For over a week television viewers and newspaper readers in New Zealand -and even some overseas- were fed constant updates about Aisling Symes, the two year old girl who went missing from her West Auckland home on October 5th. Any missing person case can be assisted by the media telling viewers/readers to keep their eyes open, but when does the media cross the line from public service, into exploiting tragedy and inciting moral panic? Possibly it was when media like Sky News reported there was “speculation she had been abducted” after all, a possible child abduction is a much bigger news story than an awful accident (later found to be the most probable cause of death). Even earlier than that however the UK based Sunday Times, echoing local media, carried this tidbit of information;
New Zealand police are now treating Aisling’s disappearance as an abduction and have appealed for an Asian woman, who was seen walking her dog near the house at the time the toddler went missing, to come forward.
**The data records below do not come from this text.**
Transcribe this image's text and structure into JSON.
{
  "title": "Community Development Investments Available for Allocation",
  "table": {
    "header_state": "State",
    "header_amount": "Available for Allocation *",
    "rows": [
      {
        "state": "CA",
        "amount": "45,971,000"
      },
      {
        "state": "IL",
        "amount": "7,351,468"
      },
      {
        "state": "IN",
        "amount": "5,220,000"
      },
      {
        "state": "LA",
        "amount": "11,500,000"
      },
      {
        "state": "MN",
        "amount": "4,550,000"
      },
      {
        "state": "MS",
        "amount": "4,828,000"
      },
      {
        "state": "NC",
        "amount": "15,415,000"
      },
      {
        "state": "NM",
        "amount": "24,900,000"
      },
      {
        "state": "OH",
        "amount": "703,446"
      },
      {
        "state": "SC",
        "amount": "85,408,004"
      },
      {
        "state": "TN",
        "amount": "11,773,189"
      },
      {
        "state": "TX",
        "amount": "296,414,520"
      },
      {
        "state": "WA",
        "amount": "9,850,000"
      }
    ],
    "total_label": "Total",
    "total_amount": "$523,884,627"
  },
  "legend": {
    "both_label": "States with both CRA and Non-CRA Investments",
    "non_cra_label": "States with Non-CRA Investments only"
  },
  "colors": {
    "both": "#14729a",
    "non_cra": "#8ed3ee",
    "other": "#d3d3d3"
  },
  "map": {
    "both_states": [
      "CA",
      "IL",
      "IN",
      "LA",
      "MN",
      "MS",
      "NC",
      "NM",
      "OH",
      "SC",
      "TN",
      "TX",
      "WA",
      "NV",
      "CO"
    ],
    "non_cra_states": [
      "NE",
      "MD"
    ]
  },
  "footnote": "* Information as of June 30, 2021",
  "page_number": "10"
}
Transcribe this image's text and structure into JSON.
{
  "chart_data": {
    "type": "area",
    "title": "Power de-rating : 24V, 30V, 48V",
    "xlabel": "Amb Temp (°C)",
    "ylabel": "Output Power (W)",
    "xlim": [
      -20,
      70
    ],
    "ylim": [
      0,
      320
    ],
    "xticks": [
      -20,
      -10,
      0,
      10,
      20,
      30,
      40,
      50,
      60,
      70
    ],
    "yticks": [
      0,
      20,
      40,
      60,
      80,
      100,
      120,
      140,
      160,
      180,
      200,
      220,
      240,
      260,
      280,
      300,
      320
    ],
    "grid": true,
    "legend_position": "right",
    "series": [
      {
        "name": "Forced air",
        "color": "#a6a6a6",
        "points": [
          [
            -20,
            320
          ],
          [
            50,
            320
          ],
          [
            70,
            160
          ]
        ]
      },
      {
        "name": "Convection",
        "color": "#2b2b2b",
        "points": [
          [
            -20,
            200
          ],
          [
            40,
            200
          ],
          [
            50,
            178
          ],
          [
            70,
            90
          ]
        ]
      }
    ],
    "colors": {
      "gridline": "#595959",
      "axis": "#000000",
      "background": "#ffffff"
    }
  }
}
However...the woman has not been identified.
It didn’t take long for statements like that to induce an implicitly racist moral panic; “Asians do love little kids,” wrote one poster on the Real Women forums, “when my daughter was living overseas in an Asian country I did notice that they seemed to have a great fascination with small European children”. Last Friday, an Auckland City Council parks officer followed a woman and her daughter around the Domain concerned that the little girl was Aisling. He told The New Zealand Herald “she was Asian with long dark hair and the girl was European.” Police responded to so many incidents like this they actually warned the public not to persecute “Asian women walking down the road”!
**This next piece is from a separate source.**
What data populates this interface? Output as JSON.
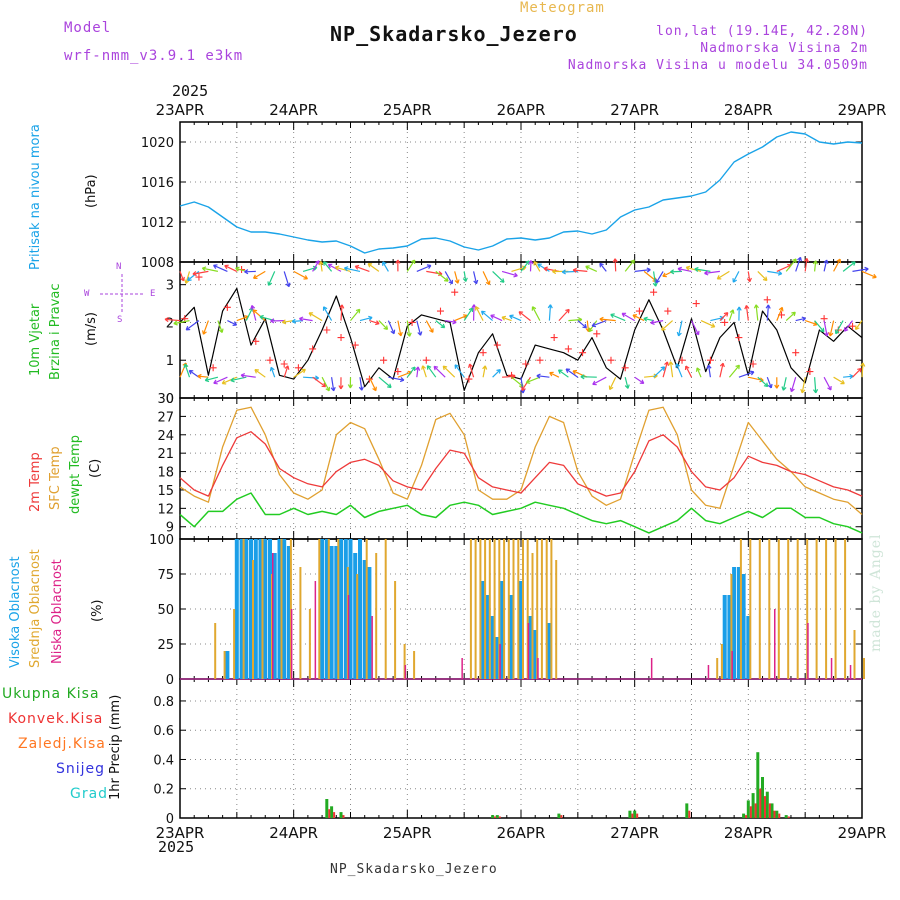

No doubt the most appalling part of the media circus was when television psychic Deb Webber got involved. First, TVNZ -the country’s public broadcaster- invited her to appear on morning news programme Breakfast then later that day at a press conference, TVNZ reporter Amy Kelley told police that Ms Webber had given them information about what had happened to the toddler, and demanded to know what they planned to do about it! TVNZ then approached a friend of Aisling’s family to suggest that they have a meeting the self described “metaphysical researcher”. Could it be that TVNZ staff have a strong faith in the paranormal? More likely they are exploiting a tragedy to promote an up coming tour by the star of Sensing Murder, which airs on the same network.